Entrevista com o biblista padre Francesco Giosuè Voltaggio.
A essência do Cântico dos Cânticos não é a posse, mas o desejo. O biblista
explica por que o significado literal e alegórico não estão em contraposição,
mas em estreita continuidade.
Debora Donnini – Cidade do Vaticano
É curiosa a presença do Cântico dos Cânticos na Bíblia
hebraica e cristã. É verdade que o Cântico se inspira em alguns poemas antigos
da Mesopotâmia? E quando poderia ter sido escrito? A riqueza deste texto emerge
com toda a sua determinação na entrevista com o padre Francesco Giosuè
Voltaggio, biblista e professor de Arqueologia e Sagrada Escritura na Terra
Santa e também reitor do Seminário Redemptoris Mater da
Galiléia.
Pe. Voltaggio: O fundo literário do Cântico deve
ser buscado nos cantos de amor egípcios e na poesia nupcial mesopotâmica nas
quais se exaltava a beleza dos noivos, chamados “rei” e “rainha”. Foram
percebidas também semelhanças entre o Cântico dos Cânticos e
um gênero poético árabe, chamado wasf, no qual descreve-se a beleza
dos noivos com a descrição poética de seus corpos. Todavia há novidades
decisivas no Cântico. Por exemplo, ao contrário dos cantos de amor egípcios que
se caracterizam por um monólogo dos protagonistas, o Cântico é um verdadeiro
diálogo entre o amado e a amada, com a intervenção de um coro. Portanto, a
revelação bíblica assume a humanidade – e também a literatura humana – mas a
transfigura, como é o caso, do Cântico que trata do amor humano como humano mas
que ao mesmo tempo o transfigura. Com relação à datação ainda há uma discussão
entre os estudiosos. Varia entre o século X e o século I A.C. A pesquisa
exegética atual é propensa a uma datação perto do final do domínio ptolemaico
na Palestina, ou seja, na primeira metade do século III A.C. Também é muito
interessante que o texto é atribuído a Salomão. Isso é de fundamental
importância para a interpretação do Cântico, porque Salomão significa Sábio por
excelência, e na tradição judaica e cristã é uma figura do Messias.

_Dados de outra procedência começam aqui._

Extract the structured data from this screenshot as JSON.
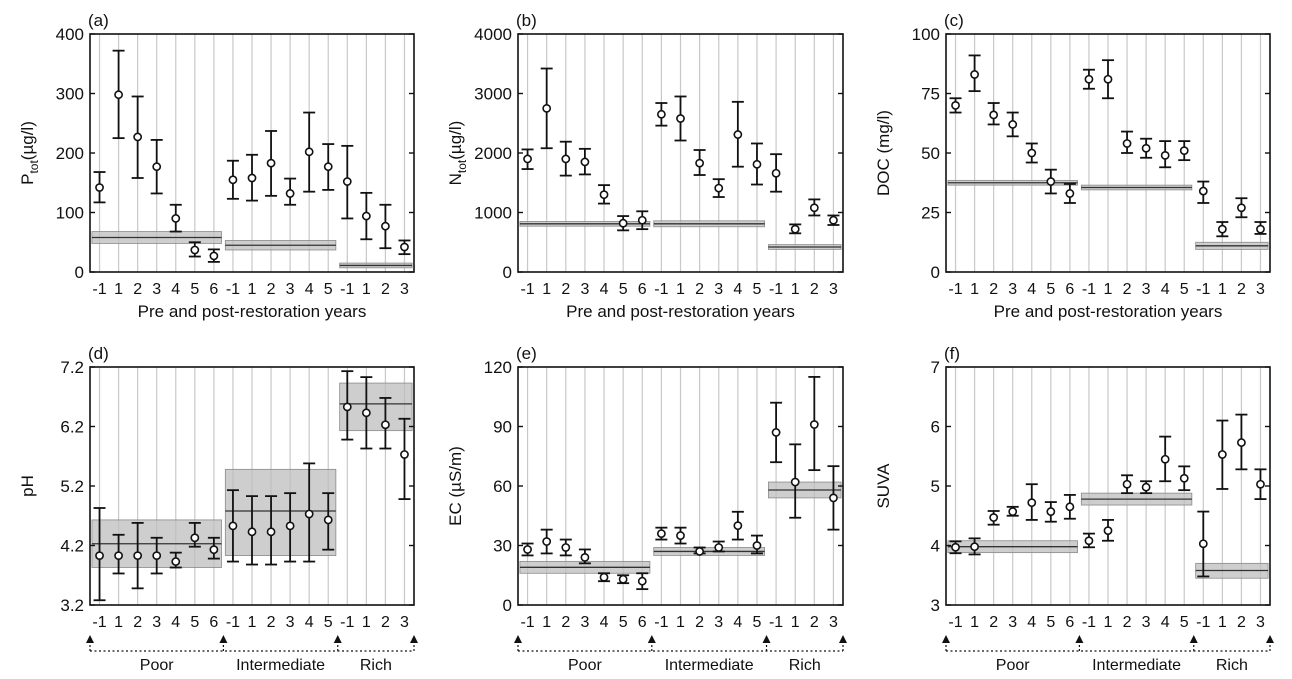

O Cântico dos Cânticos é fundamentalmente um canto de amor,
de paixão, mas não um amor efêmero: fala-se de um noivo e de uma noiva. E a
característica que talvez torne o amor tão sublime é justamente porque se trata
de um amor de eleição, de escolha, um amor que como diz o Cântico é “forte como
a morte”. Na sua opinião, há esta característica de amor de eleição que pesa
insistentemente no Cântico?
Pe. Voltaggio: Muito. O nome Cântico dos
Cânticos em hebraico tem um valor superlativo por isso pode ser
traduzido também como o “Cântico mais belo”, o “Cântico sublime”. O amor humano
é uma realidade sublime e profunda demais para ser descrita com palavras
humanas e por isso recorre-se à poesia. Portanto, saindo de todos os esquemas,
o amor situa-se no âmbito do estático, do sublime, do divino, ou seja o amor do
Cântico dos Cânticos não é somente de paixão ou de aprazimento, mas é feito de
relação e de distância, de proximidade e de afastamento, de palavras e de
silêncios, de vida e de morte, etc. Por exemplo, no amor entre os dois amados
do Cântico , há duas noites, momentos nos quais o amado e amada se perdem. Mas
o amor humano do Cântico é um amor forte como a morte, uma chama do Senhor.
Este versículo é o ápice do livro e em hebraico sente-se o som da letra shin que
se repete, do fogo, isto é o amor tem o “som” do fogo. Este é o único versículo
do Cântico onde de modo velado encontra-se o nome do Senhor. Trata-se de um
amor de eleição, que vem do próprio Deus que é – segundo o que diz a Escritura
– um fogo devorador e este amor humano entre os noivos é um reflexo do amor
apaixonado que Deus tem pela humanidade, porque Deus é o noivo e a humanidade é
a noiva, em uma leitura espiritual ou alegórica.